I now stuck at reshaping this sum in the end and to substitute it by

$$\binom{2m}{m}$$

so I guess either induction is not the right way to approach to this proof or I made a critical error somewhere. I would be interested in a right proof and a explanation why my attempt did not worked out.

Thank you in advance.

---

I just figured out this formula is called Vandermondes Identity and it can be derived in way from the Binomial Theorem. But I am still interested in a proof maybe without this property.

Answer 1

EDIT: After posting, I saw the edit to the question asking for a proof without using the binomial theorem. Unfortunately, I don't have one, but I'll leave this answer posted since it is a correct proof.

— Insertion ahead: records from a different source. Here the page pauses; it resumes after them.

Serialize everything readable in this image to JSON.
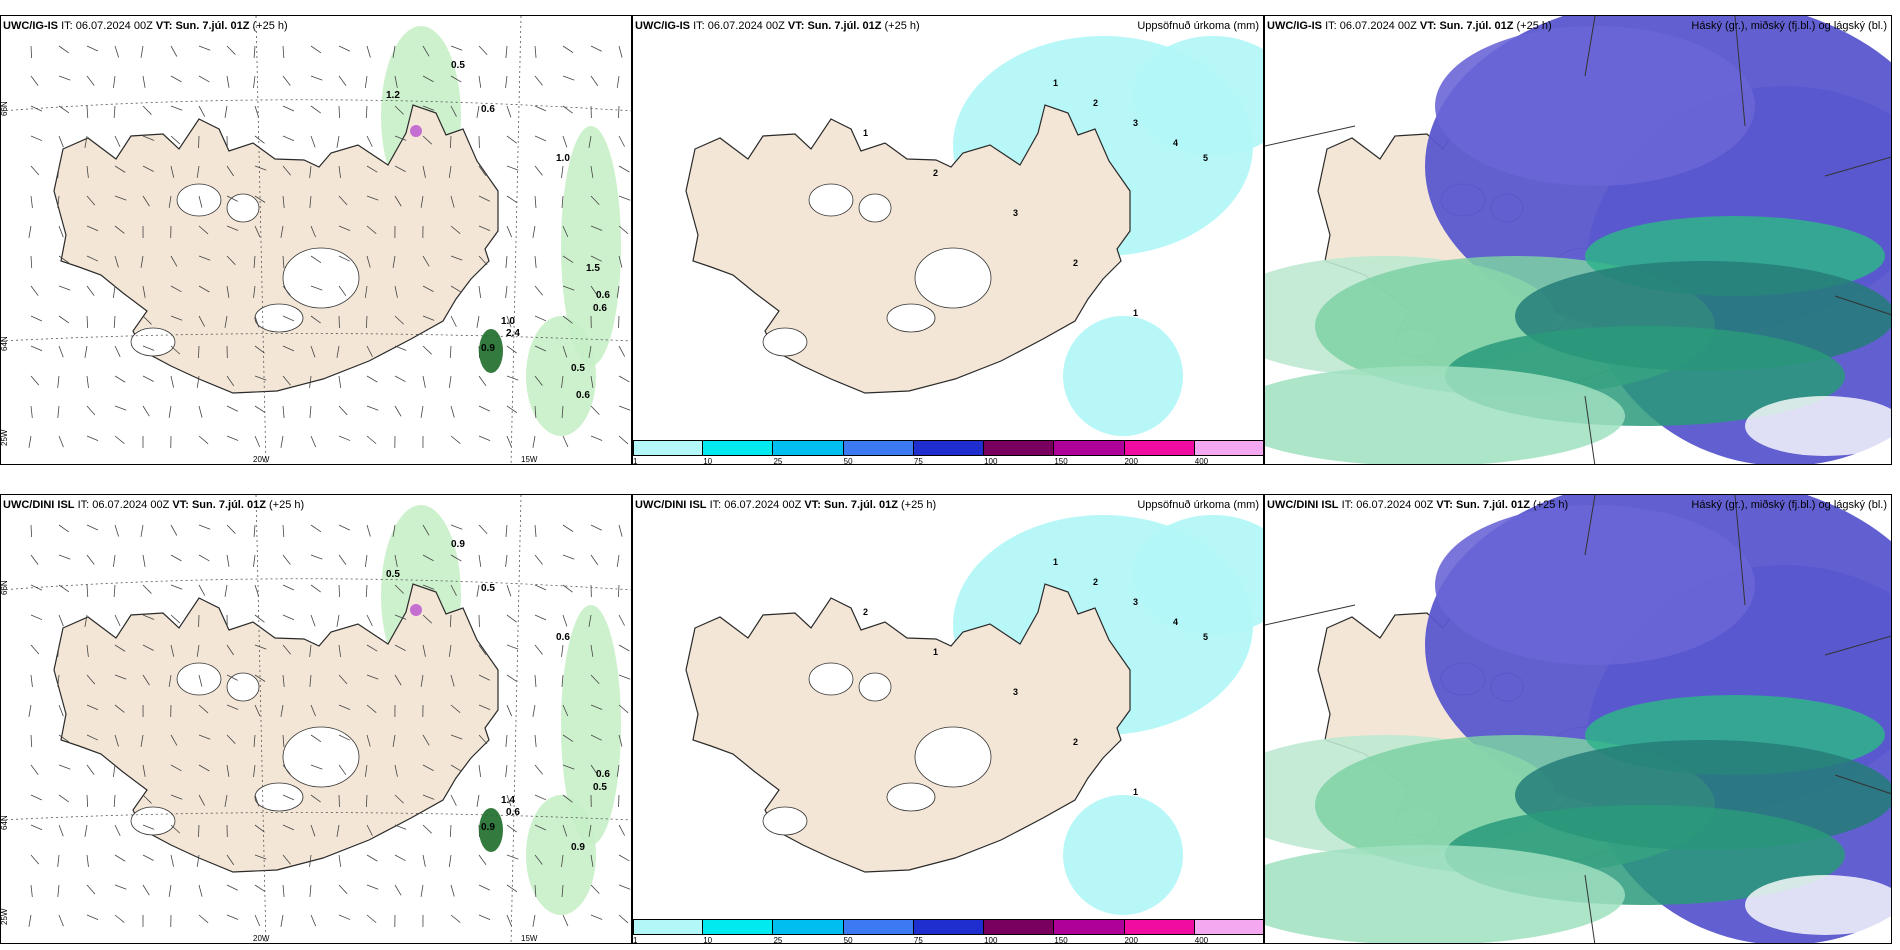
{
  "legend_scale": {
    "ticks": [
      "1",
      "10",
      "25",
      "50",
      "75",
      "100",
      "150",
      "200",
      "400"
    ],
    "colors": [
      "#b3f7f8",
      "#00eaf0",
      "#00bff0",
      "#3b7af2",
      "#1f2fcf",
      "#7a0060",
      "#b0009a",
      "#f00ca0",
      "#f3a8f0"
    ]
  },
  "panels": [
    {
      "model": "UWC/IG-IS",
      "it_label": "IT:",
      "it": "06.07.2024 00Z",
      "vt_label": "VT:",
      "vt": "Sun. 7.júl. 01Z",
      "lead": "(+25 h)",
      "right": "",
      "kind": "wind",
      "axes": {
        "lat_top": "66N",
        "lat_bottom": "64N",
        "lon_left": "20W",
        "lon_right": "15W",
        "corner": "25W"
      },
      "values": [
        "0.5",
        "1.2",
        "0.6",
        "1.0",
        "0.6",
        "0.6",
        "1.0",
        "2.4",
        "0.9",
        "0.5",
        "0.6",
        "1.5"
      ]
    },
    {
      "model": "UWC/IG-IS",
      "it_label": "IT:",
      "it": "06.07.2024 00Z",
      "vt_label": "VT:",
      "vt": "Sun. 7.júl. 01Z",
      "lead": "(+25 h)",
      "right": "Uppsöfnuð úrkoma (mm)",
      "kind": "precip",
      "values": [
        "1",
        "2",
        "3",
        "4",
        "5",
        "1",
        "2",
        "3",
        "2",
        "1"
      ]
    },
    {
      "model": "UWC/IG-IS",
      "it_label": "IT:",
      "it": "06.07.2024 00Z",
      "vt_label": "VT:",
      "vt": "Sun. 7.júl. 01Z",
      "lead": "(+25 h)",
      "right": "Háský (gr.), miðský (fj.bl.) og lágský (bl.)",
      "kind": "cloud"
    },
    {
      "model": "UWC/DINI ISL",
      "it_label": "IT:",
      "it": "06.07.2024 00Z",
      "vt_label": "VT:",
      "vt": "Sun. 7.júl. 01Z",
      "lead": "(+25 h)",
      "right": "",
      "kind": "wind",
      "axes": {
        "lat_top": "66N",
        "lat_bottom": "64N",
        "lon_left": "20W",
        "lon_right": "15W",
        "corner": "25W"
      },
      "values": [
        "0.9",
        "0.5",
        "0.5",
        "0.6",
        "0.6",
        "0.5",
        "1.4",
        "0.6",
        "0.9",
        "0.9"
      ]
    },
    {
      "model": "UWC/DINI ISL",
      "it_label": "IT:",
      "it": "06.07.2024 00Z",
      "vt_label": "VT:",
      "vt": "Sun. 7.júl. 01Z",
      "lead": "(+25 h)",
      "right": "Uppsöfnuð úrkoma (mm)",
      "kind": "precip",
      "values": [
        "1",
        "2",
        "3",
        "4",
        "5",
        "2",
        "1",
        "3",
        "2",
        "1"
      ]
    },
    {
      "model": "UWC/DINI ISL",
      "it_label": "IT:",
      "it": "06.07.2024 00Z",
      "vt_label": "VT:",
      "vt": "Sun. 7.júl. 01Z",
      "lead": "(+25 h)",
      "right": "Háský (gr.), miðský (fj.bl.) og lágský (bl.)",
      "kind": "cloud"
    }
  ]
}
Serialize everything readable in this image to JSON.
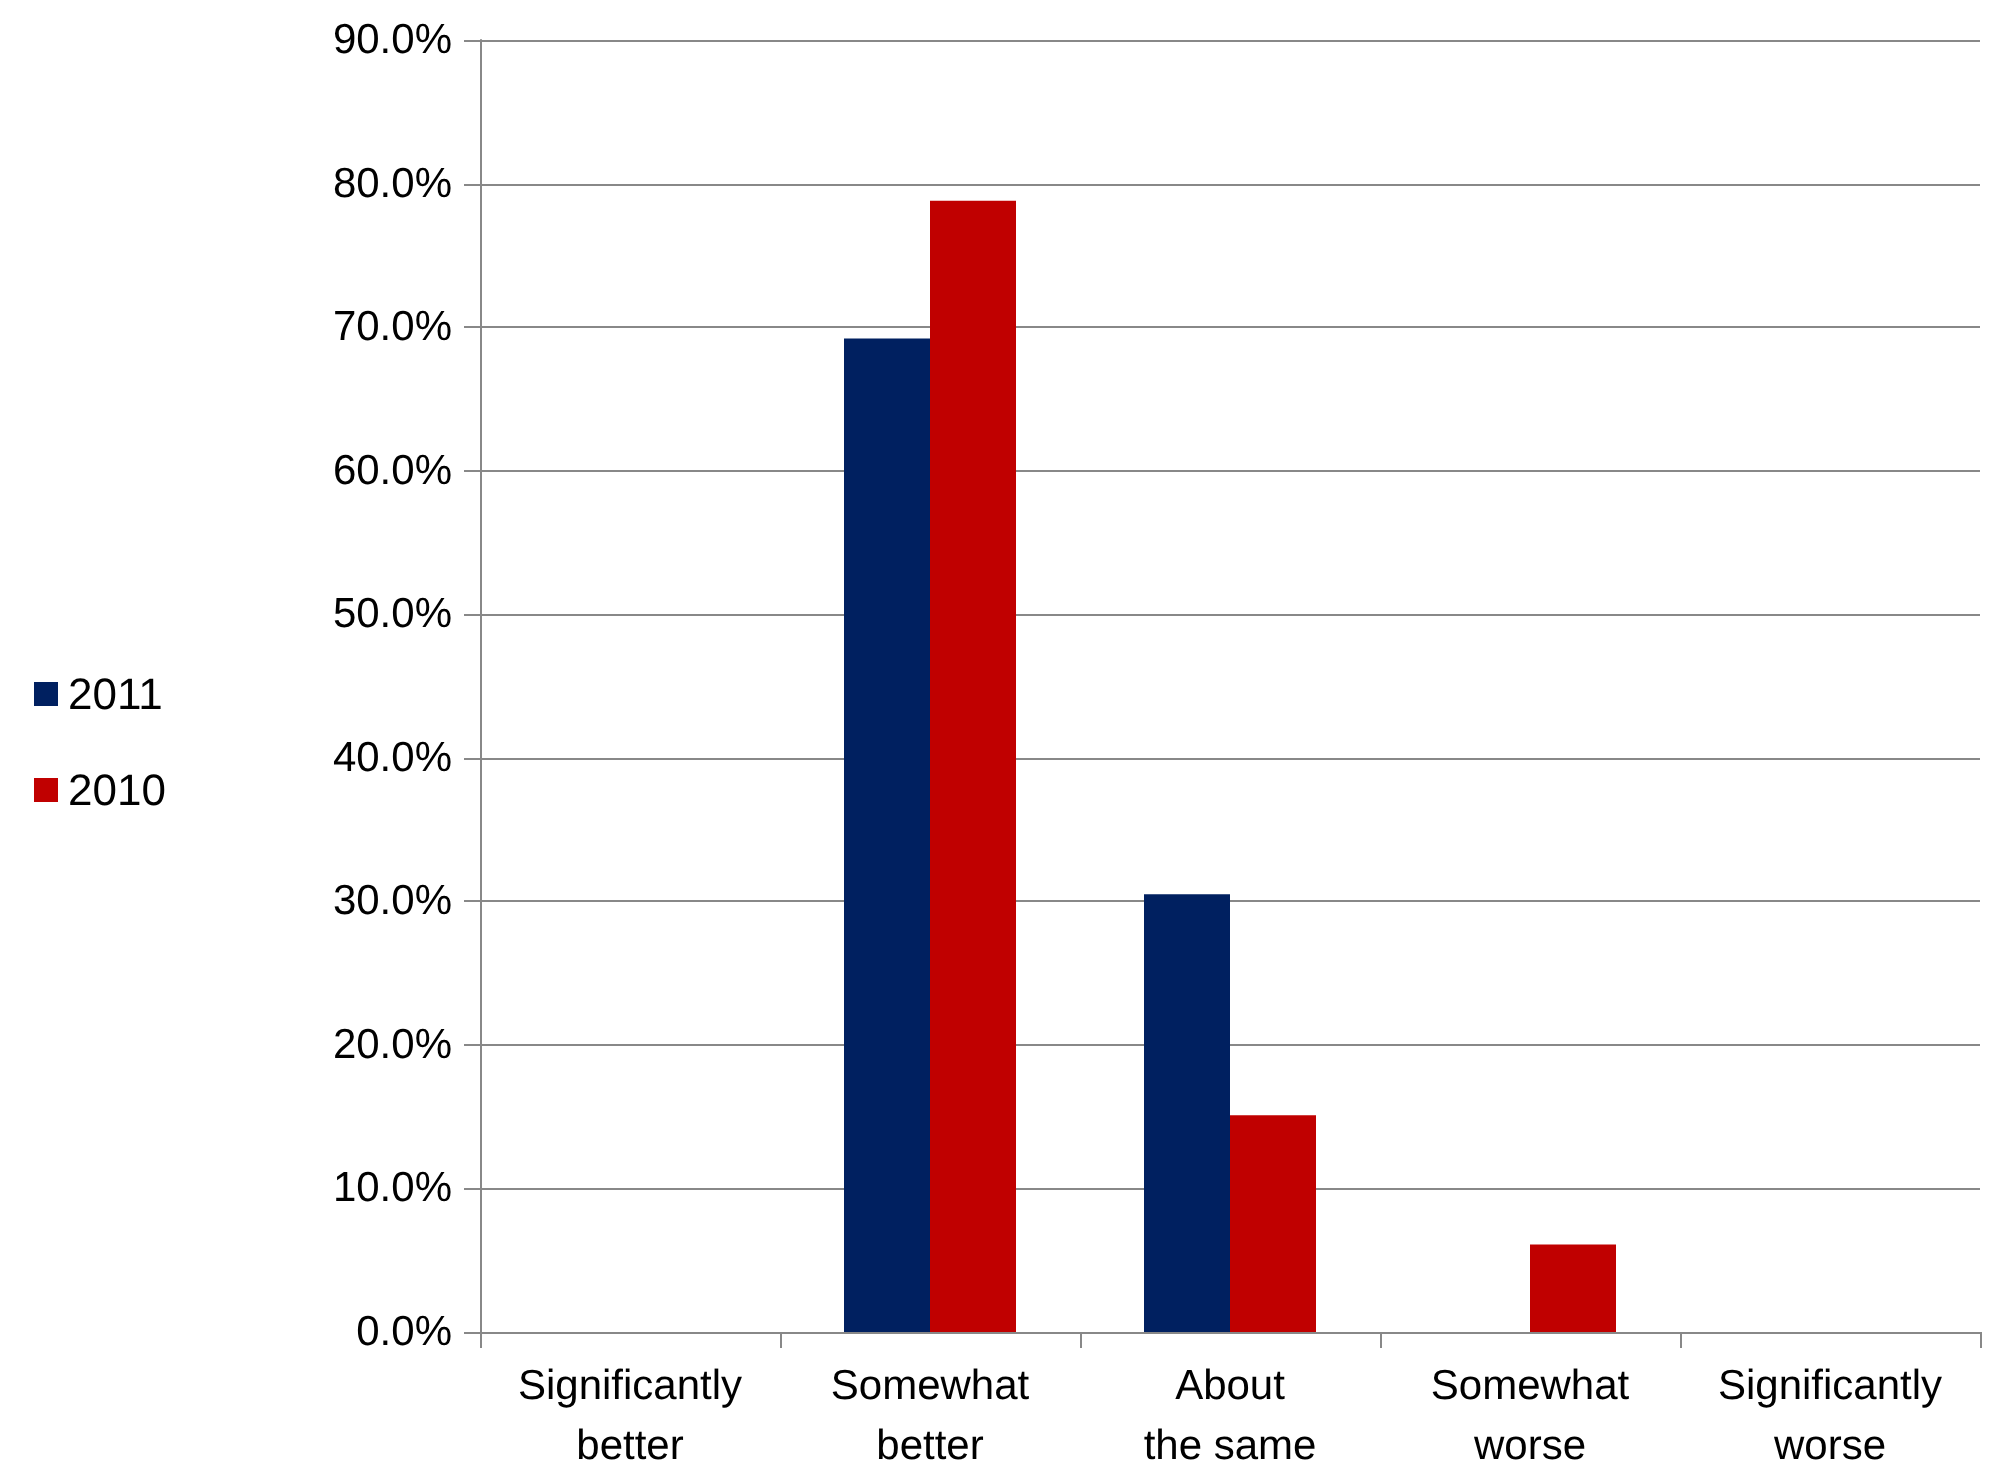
{
  "chart_data": {
    "type": "bar",
    "categories": [
      "Significantly better",
      "Somewhat better",
      "About the same",
      "Somewhat worse",
      "Significantly worse"
    ],
    "series": [
      {
        "name": "2011",
        "color": "#002060",
        "values": [
          0,
          69.2,
          30.5,
          0,
          0
        ]
      },
      {
        "name": "2010",
        "color": "#c00000",
        "values": [
          0,
          78.8,
          15.1,
          6.1,
          0
        ]
      }
    ],
    "ylim": [
      0,
      90
    ],
    "yticks": [
      {
        "value": 0,
        "label": "0.0%"
      },
      {
        "value": 10,
        "label": "10.0%"
      },
      {
        "value": 20,
        "label": "20.0%"
      },
      {
        "value": 30,
        "label": "30.0%"
      },
      {
        "value": 40,
        "label": "40.0%"
      },
      {
        "value": 50,
        "label": "50.0%"
      },
      {
        "value": 60,
        "label": "60.0%"
      },
      {
        "value": 70,
        "label": "70.0%"
      },
      {
        "value": 80,
        "label": "80.0%"
      },
      {
        "value": 90,
        "label": "90.0%"
      }
    ],
    "grid": "y",
    "legend": "left"
  }
}
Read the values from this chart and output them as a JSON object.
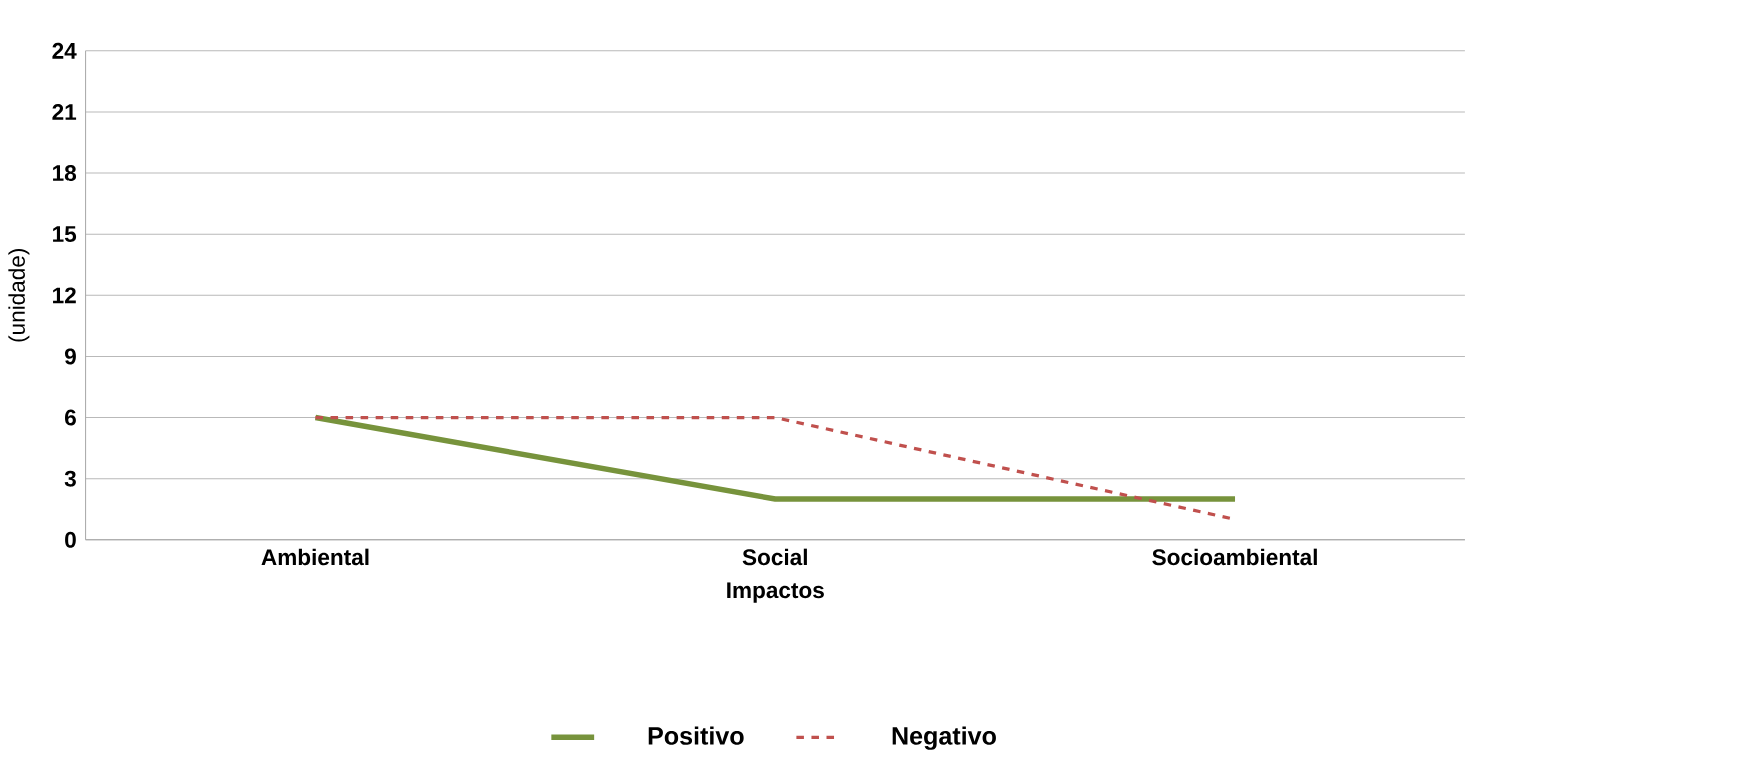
{
  "chart_data": {
    "type": "line",
    "xlabel": "Impactos",
    "ylabel": "(unidade)",
    "categories": [
      "Ambiental",
      "Social",
      "Socioambiental"
    ],
    "series": [
      {
        "name": "Positivo",
        "color": "#77933c",
        "values": [
          6,
          2,
          2
        ],
        "line_style": "solid"
      },
      {
        "name": "Negativo",
        "color": "#c0504d",
        "values": [
          6,
          6,
          1
        ],
        "line_style": "dashed"
      }
    ],
    "ylim": [
      0,
      24
    ],
    "yticks": [
      0,
      3,
      6,
      9,
      12,
      15,
      18,
      21,
      24
    ],
    "grid": "y",
    "legend": "bottom",
    "marker": "none"
  }
}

Look at the coefficient of $x^n$ in the expansion of $(1+x)^{2n}.$ By the binomial theorem, we have $$(1+x)^{2n} = \sum^{2n}_{k=0} \binom{2n}{k} x^k$$ and thus the coefficient of $x^n$ is $\binom{2n}n$. On the other hand, we have $$(1+x)^{2n} = \big((1+x)^n\big)^2 = \left(\sum^n_{\ell=0} \binom{n}\ell x^\ell \right)^2.$$ When we square this sum, the terms that produce $x^n$ are those of the form $x^\ell\cdot x^{n-\ell}$ and the corresponding coefficient is $\binom n \ell \binom{n}{n-\ell}$. But $\binom n \ell = \binom{n}{n-\ell}$, so these coefficients are $\binom{n}\ell^2$. Since one of these occur for each $\ell=0,\ldots,n$, we see that the whole coefficient of $x^n$ is $\sum^n_{\ell=0} \binom{n}{\ell}^2$ and thus $$\binom{2n}n = \sum^n_{\ell=0} \binom n \ell^2.$$

Answer 2

Suppose you have a set of size $2n$. Divide it into two subsets of size $n$. You know that $2n\choose n$ is the number of subsets of size $n$ from the $2n$ elements.

Let $k$ be an integer $0 \le k \le n$. Let $E_k$ be the set of all subsets of size $n$ where $k$ are chosen from one of the two subsets of size $n$ and $n-k$ from the other. Then $E_k$ has $${n\choose n-k}{n\choose k} = {n\choose k}^2$$ elements. I think you can see the rest.

Answer 3

Maybe it is interesting to see that using the integral representation of the binomial coefficient $$\dbinom{n}{k}=\frac{1}{2\pi i}\oint_{\left|z\right|=\epsilon}\frac{\left(1+z\right)^{n}}{z^{k+1}}dz$$ we get $$\sum_{k=0}^{n}\dbinom{n}{k}^{2}=\frac{1}{2\pi i}\oint_{\left|z\right|=\epsilon}\frac{\left(1+z\right)^{n}}{z}\sum_{k=0}^{n}\dbinom{n}{k}z^{-k}dz$$ $$=\frac{1}{2\pi i}\oint_{\left|z\right|=\epsilon}\frac{\left(1+z\right)^{n}}{z}\left(1+\frac{1}{z}\right)^{n}dz=\frac{1}{2\pi i}\oint_{\left|z\right|=\epsilon}\frac{\left(1+z\right)^{2n}}{z^{n+1}}dz=\dbinom{2n}{n}.$$

Answer 4

Let there be a square grid of size $n$ x $n$ with two particles situated at the opposite corners. We want to find the no. of ways they can meet if both of them have the same speed and they can move only up and down as they both have to cover equal distance they must meet on the diagonal. So number of ways of meeting is $$\sum_{r=0}^{r=n} {\binom{n}{r}}^2$$ and other way of evaluating this will to be to see the one particle from the other particle's frame: it has to travel n units up and n units right and number of ways of doing it will be: $$\binom{2n}{n}$$